В сумраке подполья вспыхивают, попав в линию света, Майкины волосы. Она поднимает голову кверху, задумываясь.
— А дядя Костя? А спасала Фаридку?..
— А чуть не ударила ее?
— Тебе больно за Фаридку... было. Ведь ты бы так не сделала? Правда? Как она? И я бы не смогла... Ну, конечно. У каждого свое... отношение к жизни. Вот я... Я-то что раньше видела? Школа, уроки, записочки разные... А тут сразу столько людей... Разных-разных. Какому из них поверить? Может, самолеты во всем виноваты? «ТУ-104» и другие?
— А при чем тут самолеты, Майка?
Кто-то сильно постучал в дверь.
— Я открою, Майка.
Потянуло улицей, и в комнату, согнувшись, стараясь не задеть притолоку, ввалился Кирилл.
— Ты откуда это?
— Здравствуй, Рита.
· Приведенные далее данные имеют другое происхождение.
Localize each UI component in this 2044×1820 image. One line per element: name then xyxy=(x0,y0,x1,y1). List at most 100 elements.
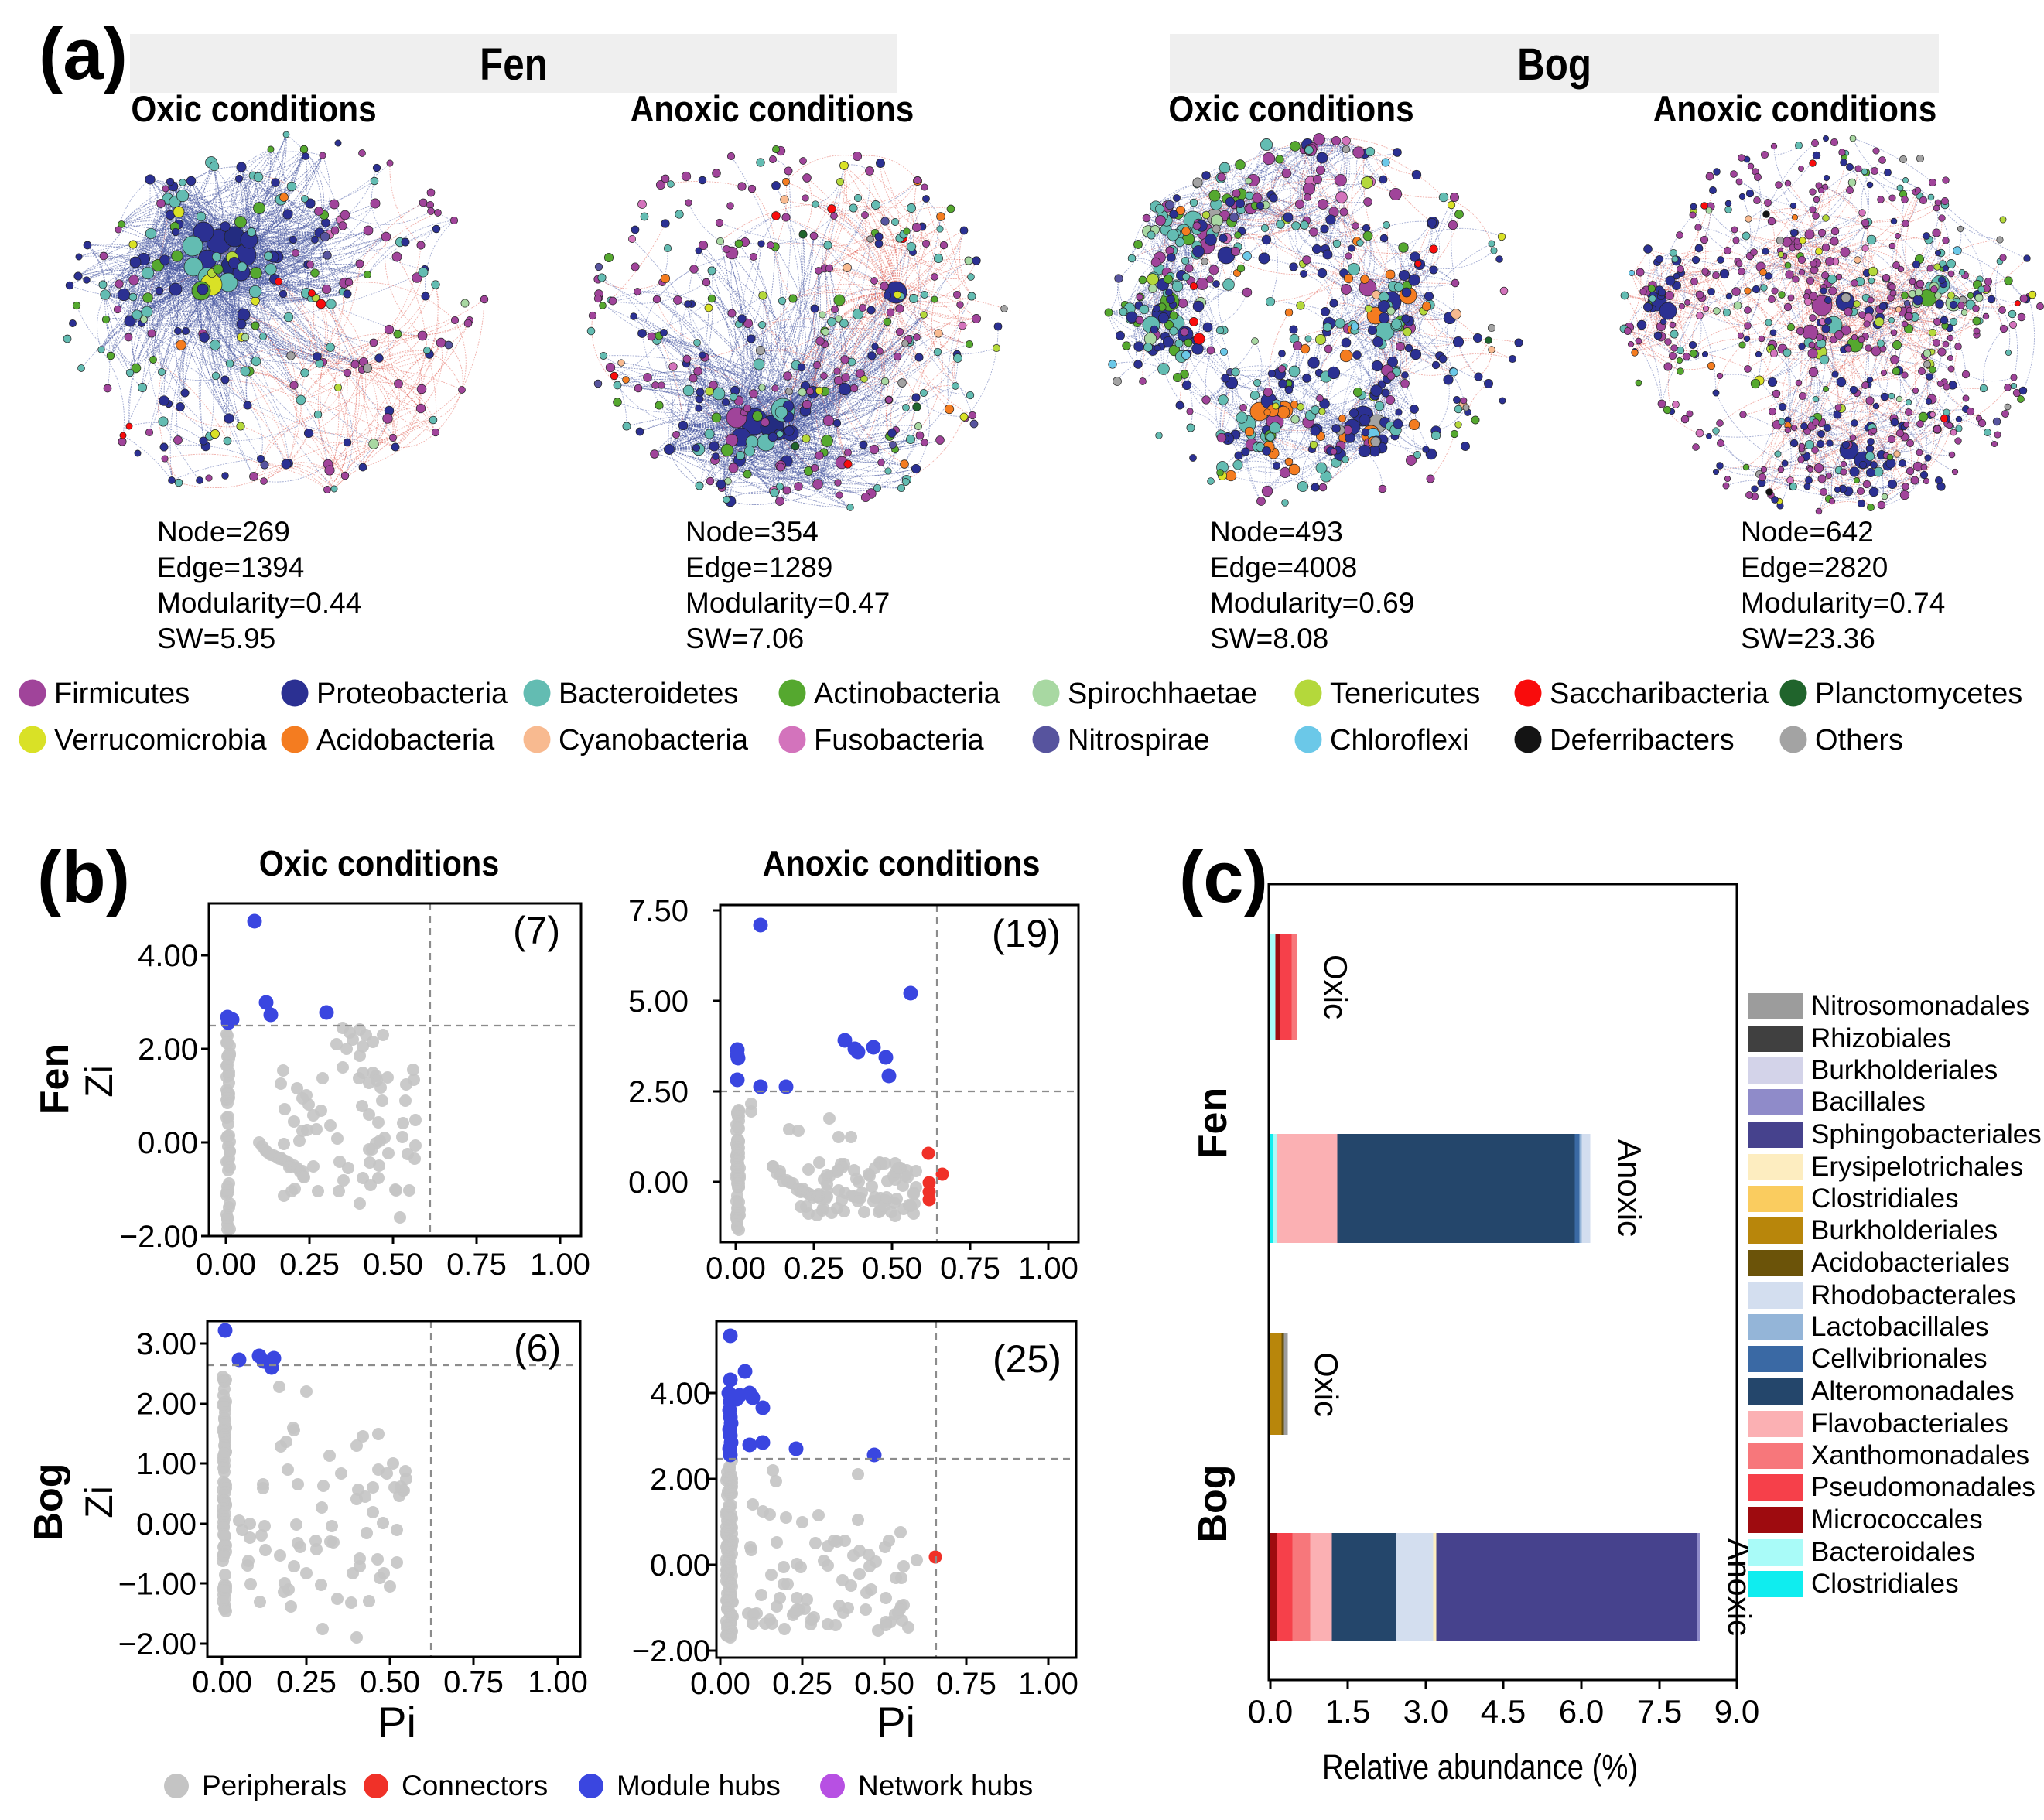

Майка не приходила?
— Пока нет, — громко вырвалось у меня: мне почему-то очень жаль стало прерванного разговора. — А ты что, не встречал ее сегодня?
Кирилл, обойдя подполье, не снимая мохнатой шапки, тяжело опустился на оттоманку. Я догадалась, что он пьян, но не сильно.
— В том-то и дело, что встречал. А после она ушла... Куда-то. Картошку варить собралась или к посевной готовишься? — Кирилл боднул ногой в сторону подполья.
Кирилл чем-то похож на актера из музкомедии: там в кордебалете такие — с усиками, гладкими проборами, длинноногие, в клетчатых узких брюках.
— Картошку. А Майка правильно сделала, что ушла.
— Почему это?
— Сам знаешь, Кирилл. Все гуляешь?
— Все гуляю, Ритонька. Но ты не бойся. Я тебя не выдам ни расстояниям, ни годам, ни даже собственным обидам... Стихи народные...
— Ты бы хоть шапку снял.
— Пардон, пардон!
— Кирилл, ты зачем Майку обижаешь? Что она тебе плохого сделала? И хоть расскажи, пожалуйста, чем ты занимаешься?